All i really want to know is does the series 1+(1/2)+(1/3)+(1/5)+ ... +(1/n). When n is a prime , converge. and if it does can anyone explain why.
Thanks for your help
nag
The series diverges. As Euler showed.
Define $\displaystyle \pi (n)$ to be the primes $\displaystyle \leq n$. For a given $\displaystyle n$ (sufficiently large) let $\displaystyle p_1,p_2,...,p_{\pi (n)}$ be the primes $\displaystyle \leq n$.

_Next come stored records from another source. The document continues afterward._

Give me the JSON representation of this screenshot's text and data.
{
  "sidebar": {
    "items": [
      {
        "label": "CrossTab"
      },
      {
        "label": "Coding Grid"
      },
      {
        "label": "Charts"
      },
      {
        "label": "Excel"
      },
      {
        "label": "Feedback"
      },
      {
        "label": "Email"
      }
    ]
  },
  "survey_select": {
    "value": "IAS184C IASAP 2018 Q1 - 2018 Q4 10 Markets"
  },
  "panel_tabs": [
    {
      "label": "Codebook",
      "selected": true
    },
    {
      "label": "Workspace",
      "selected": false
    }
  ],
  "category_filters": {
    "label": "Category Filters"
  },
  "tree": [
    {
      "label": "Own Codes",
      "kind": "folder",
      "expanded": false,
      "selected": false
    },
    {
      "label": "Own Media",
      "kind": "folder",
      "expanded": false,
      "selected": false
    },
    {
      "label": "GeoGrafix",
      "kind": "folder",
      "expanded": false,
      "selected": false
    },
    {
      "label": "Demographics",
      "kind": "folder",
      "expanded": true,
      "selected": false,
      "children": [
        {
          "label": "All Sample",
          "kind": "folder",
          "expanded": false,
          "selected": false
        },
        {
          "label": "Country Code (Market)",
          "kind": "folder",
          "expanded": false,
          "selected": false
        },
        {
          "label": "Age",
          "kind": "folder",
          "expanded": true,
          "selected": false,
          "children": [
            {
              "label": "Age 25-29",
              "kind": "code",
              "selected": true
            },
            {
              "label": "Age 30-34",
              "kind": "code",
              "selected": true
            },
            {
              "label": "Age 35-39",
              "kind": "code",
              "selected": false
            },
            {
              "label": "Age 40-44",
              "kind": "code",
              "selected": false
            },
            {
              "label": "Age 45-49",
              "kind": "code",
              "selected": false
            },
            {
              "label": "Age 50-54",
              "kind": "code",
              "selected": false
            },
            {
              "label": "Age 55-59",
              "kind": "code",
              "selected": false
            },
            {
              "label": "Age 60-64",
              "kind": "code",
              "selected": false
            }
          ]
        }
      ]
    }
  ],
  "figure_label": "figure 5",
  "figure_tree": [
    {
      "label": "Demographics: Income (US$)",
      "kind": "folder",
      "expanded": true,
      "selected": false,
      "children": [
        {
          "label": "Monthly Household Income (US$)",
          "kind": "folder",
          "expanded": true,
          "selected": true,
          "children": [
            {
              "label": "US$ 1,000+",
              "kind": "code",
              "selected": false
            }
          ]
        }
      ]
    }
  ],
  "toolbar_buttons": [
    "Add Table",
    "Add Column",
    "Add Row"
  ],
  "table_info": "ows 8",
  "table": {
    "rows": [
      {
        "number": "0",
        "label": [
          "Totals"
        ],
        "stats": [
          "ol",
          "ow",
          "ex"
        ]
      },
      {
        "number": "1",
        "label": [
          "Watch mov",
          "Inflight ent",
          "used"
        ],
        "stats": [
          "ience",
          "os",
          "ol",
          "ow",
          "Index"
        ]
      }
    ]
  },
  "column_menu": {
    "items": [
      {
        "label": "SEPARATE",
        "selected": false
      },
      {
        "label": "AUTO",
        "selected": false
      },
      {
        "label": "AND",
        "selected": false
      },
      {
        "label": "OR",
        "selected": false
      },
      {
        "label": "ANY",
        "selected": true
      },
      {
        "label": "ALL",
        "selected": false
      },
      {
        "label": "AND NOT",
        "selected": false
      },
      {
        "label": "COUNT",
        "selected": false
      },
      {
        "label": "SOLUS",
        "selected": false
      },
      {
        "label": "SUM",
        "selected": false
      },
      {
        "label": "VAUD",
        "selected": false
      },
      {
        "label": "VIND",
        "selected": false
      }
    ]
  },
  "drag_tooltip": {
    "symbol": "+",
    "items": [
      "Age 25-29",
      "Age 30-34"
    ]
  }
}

Define $\displaystyle \Pi (n) = \prod_{k=1}^{\pi (n)} \left( 1 - \frac{1}{p_k} \right)^{-1}$.
Notice that $\displaystyle \left( 1 - \frac{1}{p_k} \right)^{-1} = \sum_{a_k =0}^{\infty} \frac{1}{p^{a_k}}$.
Therefore, we see that $\displaystyle \Pi (n) = \sum_{a_k \geq 0} (p_1^{a_1}p_2^{a_2}...p_{\pi(n)} ^{a_{\pi(n)}} )^{-1}$.

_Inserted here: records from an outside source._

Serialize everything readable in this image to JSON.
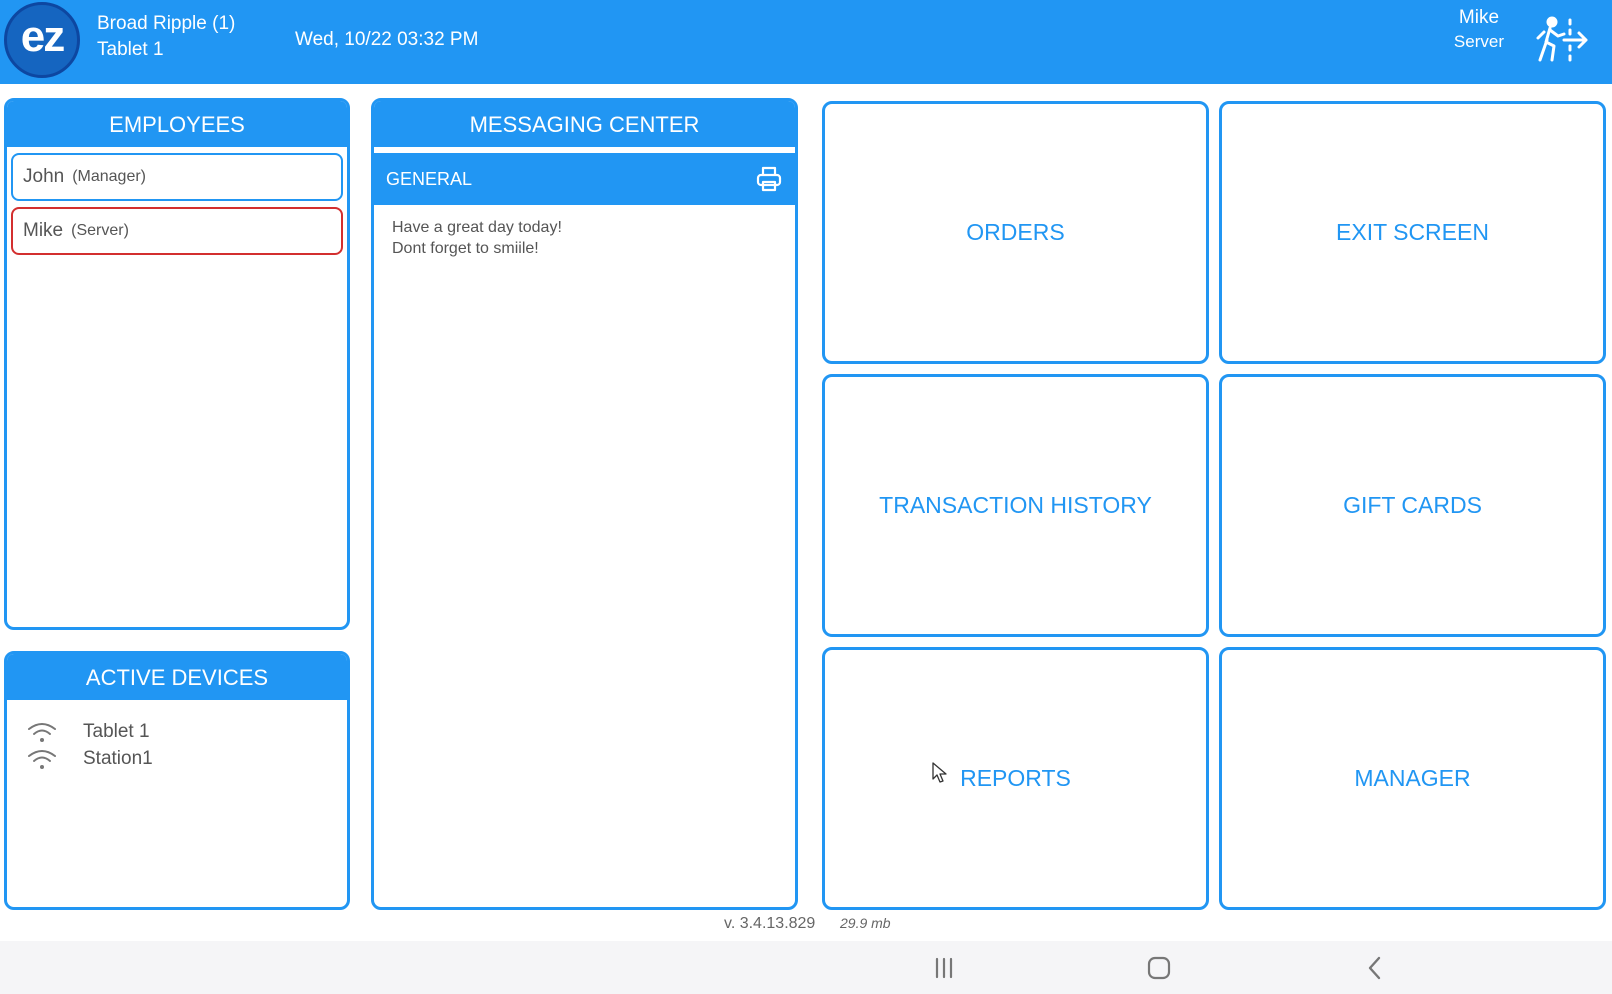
{
  "header": {
    "logo_text": "ez",
    "location": "Broad Ripple (1)",
    "device": "Tablet 1",
    "datetime": "Wed, 10/22 03:32 PM",
    "user_name": "Mike",
    "user_role": "Server",
    "exit_icon": "logout-person-icon",
    "color": "#2196f3"
  },
  "employees": {
    "title": "EMPLOYEES",
    "items": [
      {
        "name": "John",
        "role": "(Manager)"
      },
      {
        "name": "Mike",
        "role": "(Server)",
        "active_color": "#d32f2f"
      }
    ]
  },
  "active_devices": {
    "title": "ACTIVE DEVICES",
    "icon": "wifi-icon",
    "items": [
      "Tablet 1",
      "Station1"
    ]
  },
  "messaging": {
    "title": "MESSAGING CENTER",
    "channel": "GENERAL",
    "print_icon": "printer-icon",
    "lines": [
      "Have a great day today!",
      "Dont forget to smiile!"
    ]
  },
  "tiles": [
    "ORDERS",
    "EXIT SCREEN",
    "TRANSACTION HISTORY",
    "GIFT CARDS",
    "REPORTS",
    "MANAGER"
  ],
  "footer": {
    "version": "v. 3.4.13.829",
    "memory": "29.9  mb"
  },
  "navbar": {
    "icons": [
      "recents-icon",
      "home-icon",
      "back-icon"
    ]
  }
}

By the fundamental theorem of arithmetic any number $\displaystyle 1\leq m\leq n$ be be written as $\displaystyle m=p_1^{b_1}...p_{\pi (n)}^{b_{\pi(n)}}$ where $\displaystyle b_k\geq 0$.
It follows that,
$\displaystyle \sum_{k=1}^n \frac{1}{k} \leq \sum_{a_k \geq 0} (p_1^{a_1}p_2^{a_2}...p_{\pi(n)} ^{a_{\pi(n)}} )^{-1} = \Pi (n)$.

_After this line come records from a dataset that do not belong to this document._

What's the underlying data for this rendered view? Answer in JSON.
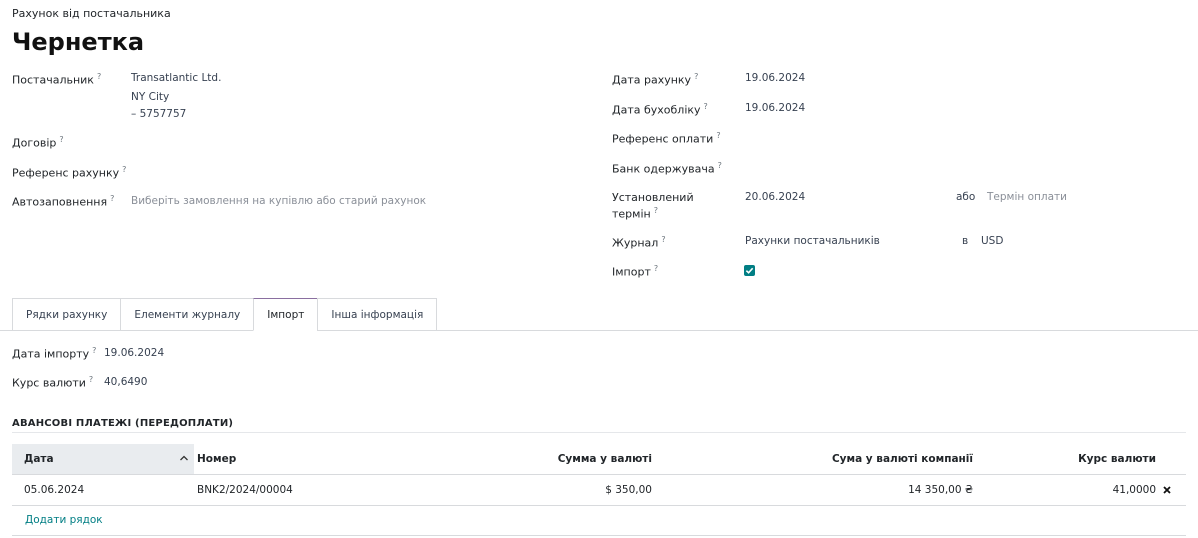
{
  "breadcrumb": "Рахунок від постачальника",
  "title": "Чернетка",
  "left_fields": {
    "vendor_label": "Постачальник",
    "vendor_lines": [
      "Transatlantic Ltd.",
      "NY City",
      "– 5757757"
    ],
    "contract_label": "Договір",
    "bill_ref_label": "Референс рахунку",
    "autofill_label": "Автозаповнення",
    "autofill_placeholder": "Виберіть замовлення на купівлю або старий рахунок"
  },
  "right_fields": {
    "bill_date_label": "Дата рахунку",
    "bill_date": "19.06.2024",
    "acc_date_label": "Дата бухобліку",
    "acc_date": "19.06.2024",
    "payment_ref_label": "Референс оплати",
    "bank_label": "Банк одержувача",
    "due_label_1": "Установлений",
    "due_label_2": "термін",
    "due_date": "20.06.2024",
    "or_text": "або",
    "terms_placeholder": "Термін оплати",
    "journal_label": "Журнал",
    "journal_value": "Рахунки постачальників",
    "in_text": "в",
    "currency": "USD",
    "import_label": "Імпорт",
    "import_checked": true
  },
  "tabs": [
    {
      "label": "Рядки рахунку",
      "active": false
    },
    {
      "label": "Елементи журналу",
      "active": false
    },
    {
      "label": "Імпорт",
      "active": true
    },
    {
      "label": "Інша інформація",
      "active": false
    }
  ],
  "import_tab": {
    "import_date_label": "Дата імпорту",
    "import_date": "19.06.2024",
    "rate_label": "Курс валюти",
    "rate": "40,6490"
  },
  "prepayments": {
    "title": "АВАНСОВІ ПЛАТЕЖІ (ПЕРЕДОПЛАТИ)",
    "columns": {
      "date": "Дата",
      "number": "Номер",
      "amount_currency": "Сумма у валюті",
      "amount_company": "Сума у валюті компанії",
      "rate": "Курс валюти"
    },
    "rows": [
      {
        "date": "05.06.2024",
        "number": "BNK2/2024/00004",
        "amount_currency": "$ 350,00",
        "amount_company": "14 350,00 ₴",
        "rate": "41,0000"
      }
    ],
    "add_line": "Додати рядок"
  },
  "colors": {
    "accent": "#017e84",
    "tab_active_border": "#8a6fa0"
  }
}
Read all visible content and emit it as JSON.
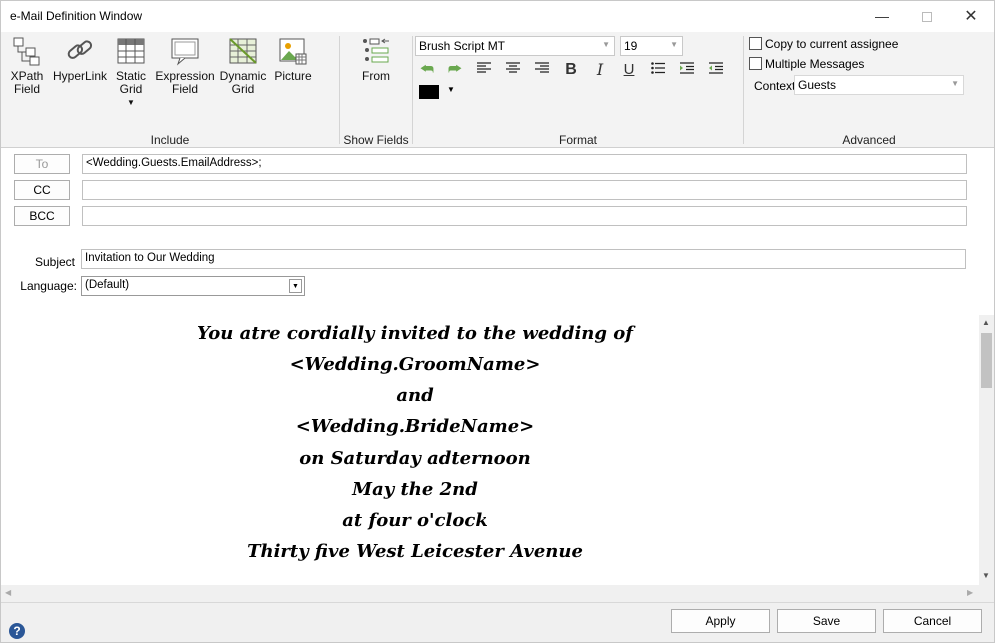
{
  "window": {
    "title": "e-Mail Definition Window",
    "min_icon": "minimize-icon",
    "max_icon": "maximize-icon",
    "close_icon": "close-icon"
  },
  "ribbon": {
    "include": {
      "label": "Include",
      "buttons": [
        {
          "l1": "XPath",
          "l2": "Field"
        },
        {
          "l1": "HyperLink",
          "l2": ""
        },
        {
          "l1": "Static",
          "l2": "Grid"
        },
        {
          "l1": "Expression",
          "l2": "Field"
        },
        {
          "l1": "Dynamic",
          "l2": "Grid"
        },
        {
          "l1": "Picture",
          "l2": ""
        }
      ]
    },
    "show_fields": {
      "label": "Show Fields",
      "from_label": "From"
    },
    "format": {
      "label": "Format",
      "font": "Brush Script MT",
      "size": "19",
      "text_color": "#000000"
    },
    "advanced": {
      "label": "Advanced",
      "copy_assignee": "Copy to current assignee",
      "multiple_messages": "Multiple Messages",
      "context_label": "Context",
      "context_value": "Guests"
    }
  },
  "form": {
    "to_label": "To",
    "to_value": "<Wedding.Guests.EmailAddress>;",
    "cc_label": "CC",
    "cc_value": "",
    "bcc_label": "BCC",
    "bcc_value": "",
    "subject_label": "Subject",
    "subject_value": "Invitation to Our Wedding",
    "language_label": "Language:",
    "language_value": "(Default)"
  },
  "editor": {
    "lines": [
      "You atre cordially invited to the wedding of",
      "<Wedding.GroomName>",
      "and",
      "<Wedding.BrideName>",
      "on Saturday adternoon",
      "May the 2nd",
      "at four o'clock",
      "Thirty five West Leicester Avenue"
    ]
  },
  "footer": {
    "apply": "Apply",
    "save": "Save",
    "cancel": "Cancel",
    "help_icon": "help-icon"
  }
}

Since the harmonic series diverges it means $\displaystyle \lim ~ \Pi (n) = \infty \implies \lim ~ \log \Pi (n) = \infty$.
However,
$\displaystyle \log \Pi (n) = \log \prod_{k=1}^{\pi (n)} \left( 1 - \frac{1}{p_k} \right)^{-1} = - \sum_{k=1}^{\pi(n)} \log \left( 1 - \frac{1}{p_k} \right) = \sum_{k=1}^{\pi (n)} \sum_{j=1}^{\infty}\frac{1}{jp_k^j}$
Thus,
$\displaystyle \log \Pi (n) = \left( \frac{1}{p_1}+...+\frac{1}{p_{\pi(n)}} \right) + \sum_{k=1}^{\pi (n)} \sum_{j=2}^{\infty}\frac{1}{jp_k^j}$
Notice that,
$\displaystyle \sum_{j=2}^{\infty} \frac{1}{jp_k^j} \leq \sum_{j=2}^{\infty} \frac{1}{p_k^j} = \frac{1}{p_k^2(1-\tfrac{1}{p_k})} \leq \frac{2}{p_k^2}$
We have shown,
$\displaystyle \log \Pi (n) \leq \left( \frac{1}{p_1}+...+\frac{1}{p_{\pi(n)}} \right) + 2 \left( \frac{1}{p_1^2}+...+\frac{1}{p_{\pi(n)}^2} \right) \leq \sum_{k=1}^{\pi(n)} \frac{1}{p_k} + 2 \sum_{j=1}^{n} \frac{1}{j^2}$
Remember that $\displaystyle \sum_{j=1}^{\infty} \frac{1}{j^2} < \infty$.
What this means is that if $\displaystyle \sum_{k=1}^{\infty} \frac{1}{p_k} < \infty$ then $\displaystyle \log \Pi (n)$ would be bounded.
This is impossible, it is not bounded.
Thus, the sum of prime reciprocals must diverge.
a very clever proof of this result is due to Paul Erdos. see "Second Proof" in here. note that in the "Lower estimate" part of the proof the inclusion $\displaystyle \subset$ is actually an equality.
although this doesn't change anything in the proof, but still the wikipedia author should have been more careful!